A hoped-for rebound in China’s property market has been “somewhat slower” than expected, real estate adviser Savills has said, as parts of the global market struggle to regain momentum after a slump caused by higher borrowing costs.
In half-year results on Thursday, the FTSE 250 group reported pre-tax profits of £6mn for the period, down from £50mn in the first half of 2022. This was led by a slide in turnover at its transaction advisory business, which includes commercial and residential property deals, with revenue down by a fifth overall.
Group chief executive Mark Ridley told the Financial Times the sector was “always going to have this moment”, when the period of low interest rates came to an end, knocking asset prices and testing investor confidence.
“It’s now upon us, and markets are recalibrating at different speeds,” he said. London and the wider UK market are recovering “quite quickly”, he added, but China’s recovery had been “slower than we hoped”.
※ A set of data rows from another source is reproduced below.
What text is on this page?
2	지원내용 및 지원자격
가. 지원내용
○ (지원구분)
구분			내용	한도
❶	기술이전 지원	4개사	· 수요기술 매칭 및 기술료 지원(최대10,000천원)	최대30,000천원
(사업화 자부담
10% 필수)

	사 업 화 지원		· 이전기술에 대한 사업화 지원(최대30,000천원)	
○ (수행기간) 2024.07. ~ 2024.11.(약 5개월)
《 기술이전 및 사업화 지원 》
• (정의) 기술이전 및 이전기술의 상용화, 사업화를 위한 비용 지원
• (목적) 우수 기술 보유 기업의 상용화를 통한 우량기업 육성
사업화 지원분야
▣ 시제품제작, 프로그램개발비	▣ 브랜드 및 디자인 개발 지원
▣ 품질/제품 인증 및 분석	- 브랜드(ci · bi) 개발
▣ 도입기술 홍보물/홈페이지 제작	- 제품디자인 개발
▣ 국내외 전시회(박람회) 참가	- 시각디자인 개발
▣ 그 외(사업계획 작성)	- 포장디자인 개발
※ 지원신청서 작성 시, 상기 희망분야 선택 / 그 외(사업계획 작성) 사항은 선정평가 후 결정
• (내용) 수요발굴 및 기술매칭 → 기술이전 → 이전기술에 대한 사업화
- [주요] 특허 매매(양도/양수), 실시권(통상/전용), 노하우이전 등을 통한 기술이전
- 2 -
All regions had suffered a “material decline in trading volumes” as they adjusted to a rise in borrowing costs, the group said in the earnings statement, as investors “seek greater certainty on the trajectory of interest rates over the next 18 months, something which has become somewhat clearer in recent weeks than for much of the period”.
Shares in the FTSE 250 company were down 9 per cent by late morning trading in London.
The UK-based property group is the latest to report sliding earnings on the back of rising global interest rates, which have led to a drop in real estate deals.
Savills said it was seeing continued strength in Japan and good signals in the UK, but that in China and continental Europe reduced market volumes were now expected through much of the rest of the year.